In the early months of the pandemic, the general public was advised that the benefits of masking might be outweighed by the risks of transferring virus from your mask to your nose or eyes while putting the mask on or taking it off. Now nearly all countries in the world require masks to be worn indoors (except in bars and restaurants), but the risk of mask contamination is still held out as a major consideration. Thus, you should not wear masks that are contaminated, and you should clean your hands before and after handling your mask. This is certainly good advice you should follow whenever you can, but sometimes we have awkward situations and need to make some practical decisions. So how large is the self-contamination risk under typical conditions, relative to the risk of using, say, a poorer mask?
A simplified model of mask self-contamination
Consider typical non-medical conditions. You are making a trip to a store, or on a bus, and nobody has sneezed on your mask, your hands, or a surface on which you placed the mask. I’m talking about the contamination of the mask that occurs because you are inhaling air, and your mask has done its job by catching most of the particles carried by that air.
Suppose that over some period of time, you inhale (with no mask) 10,000 viruses carried by droplets and aerosols with a wide range of sizes. Mask efficiencies vary, but you might expect that with a mask, you will inhale only 1000 viruses. Nearly all will land on the lining of your respiratory system – this is your dose.
You now have a mask with 9000 viruses embedded in the filtration material. How many of these viruses would be transferred from the mask to the mucus membranes of your eye or your nose? As far as I know, there have been no quantitative studies of this problem, and the theoretical risk of self-contamination has been supported primarily by studies that show that used masks contain detectable amounts of virus .
The transfer of viruses from the mask to your mucus membranes would normally have 3 stages.
- Your fingers must touch the contaminated portions of the mask. Considering typical mask and finger sizes, I guess you contact 20% of the mask area with your fingers.
- For contacted areas of the mask, your fingers will pick up only a fraction of the particles embedded through the thickness of the mask. These particles in the mask adhere to the filter material at least as strongly, say as pencil graphite adheres to paper, which does not brush off easily onto your fingers. Let’s assume 3% of the particles in the contacted area transfer to your fingers based on fomite transfer efficiency tests.
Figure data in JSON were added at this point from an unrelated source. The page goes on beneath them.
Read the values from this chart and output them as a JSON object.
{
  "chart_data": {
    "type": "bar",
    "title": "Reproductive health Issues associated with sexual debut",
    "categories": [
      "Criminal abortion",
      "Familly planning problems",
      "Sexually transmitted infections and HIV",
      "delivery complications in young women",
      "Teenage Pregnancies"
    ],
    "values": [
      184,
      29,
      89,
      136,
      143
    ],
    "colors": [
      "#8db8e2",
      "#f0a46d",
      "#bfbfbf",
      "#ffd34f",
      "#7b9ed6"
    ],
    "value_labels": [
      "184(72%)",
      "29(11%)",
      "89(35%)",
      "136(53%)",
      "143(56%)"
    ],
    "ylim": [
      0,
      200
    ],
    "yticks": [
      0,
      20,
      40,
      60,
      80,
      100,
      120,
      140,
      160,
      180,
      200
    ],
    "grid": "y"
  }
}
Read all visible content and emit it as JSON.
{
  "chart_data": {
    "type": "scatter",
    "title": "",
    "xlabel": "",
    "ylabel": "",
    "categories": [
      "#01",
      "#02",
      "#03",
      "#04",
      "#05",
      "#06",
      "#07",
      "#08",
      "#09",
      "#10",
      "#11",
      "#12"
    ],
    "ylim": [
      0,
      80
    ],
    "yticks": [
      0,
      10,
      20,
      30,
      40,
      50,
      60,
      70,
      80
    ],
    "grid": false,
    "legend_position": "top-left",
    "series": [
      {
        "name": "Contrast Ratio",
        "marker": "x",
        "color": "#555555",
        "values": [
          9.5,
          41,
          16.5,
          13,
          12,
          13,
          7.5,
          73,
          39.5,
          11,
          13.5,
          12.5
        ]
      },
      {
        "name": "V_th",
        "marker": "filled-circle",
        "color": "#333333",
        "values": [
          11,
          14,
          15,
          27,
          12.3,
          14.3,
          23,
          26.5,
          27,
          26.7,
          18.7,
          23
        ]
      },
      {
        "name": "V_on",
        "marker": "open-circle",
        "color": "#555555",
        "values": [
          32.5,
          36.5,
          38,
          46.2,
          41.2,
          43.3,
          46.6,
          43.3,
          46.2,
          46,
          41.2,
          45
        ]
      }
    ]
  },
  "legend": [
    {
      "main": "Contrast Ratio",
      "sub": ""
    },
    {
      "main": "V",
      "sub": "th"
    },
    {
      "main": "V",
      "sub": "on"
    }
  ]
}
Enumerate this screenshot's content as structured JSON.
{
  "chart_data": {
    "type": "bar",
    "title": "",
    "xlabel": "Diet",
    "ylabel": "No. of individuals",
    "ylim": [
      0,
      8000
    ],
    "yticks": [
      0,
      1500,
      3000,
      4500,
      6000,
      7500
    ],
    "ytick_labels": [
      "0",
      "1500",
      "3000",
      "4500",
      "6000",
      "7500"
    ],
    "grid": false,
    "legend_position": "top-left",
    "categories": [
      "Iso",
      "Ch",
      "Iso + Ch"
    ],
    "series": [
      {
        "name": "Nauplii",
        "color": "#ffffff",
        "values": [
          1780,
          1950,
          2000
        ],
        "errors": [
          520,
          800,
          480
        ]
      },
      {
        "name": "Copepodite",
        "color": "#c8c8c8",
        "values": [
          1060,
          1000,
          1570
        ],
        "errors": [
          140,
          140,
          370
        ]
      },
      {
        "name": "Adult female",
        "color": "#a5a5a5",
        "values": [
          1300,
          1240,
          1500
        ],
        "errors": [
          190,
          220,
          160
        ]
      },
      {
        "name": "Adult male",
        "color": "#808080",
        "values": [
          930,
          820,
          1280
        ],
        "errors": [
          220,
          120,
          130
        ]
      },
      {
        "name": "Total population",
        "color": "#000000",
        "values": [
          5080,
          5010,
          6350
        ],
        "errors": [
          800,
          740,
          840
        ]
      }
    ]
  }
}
- The contaminated portions of your fingers need to contact your mucus membranes. This isn’t always going to happen, and even when it does, transfer will not be 100%. Assume 30% transfer probability for this last stage.
Multiplying the efficiencies for these 3 stages, we expect your dose will be increased by only 16 viruses by mask contamination, compared to 1000 viruses coming from mask inefficiency, or 10,000 if you skip the mask altogether. The risk of mask contamination is reduced further when the natural decay of the virus is considered. On cardboard, the half-life of SARS CoV2 is about 3.5 hours.
The absolute numbers in these calculations mean nothing, and the transfer model has huge uncertainty, but it looks as if the risk of self contamination is far, far lower than the risk of using a mask that leaks, and trivial compared to the risk of not wearing a mask at all. Again, this assumes the mask and your hands are not grossly contaminated, but maintaining hand hygiene is an important regardless of your masking practices.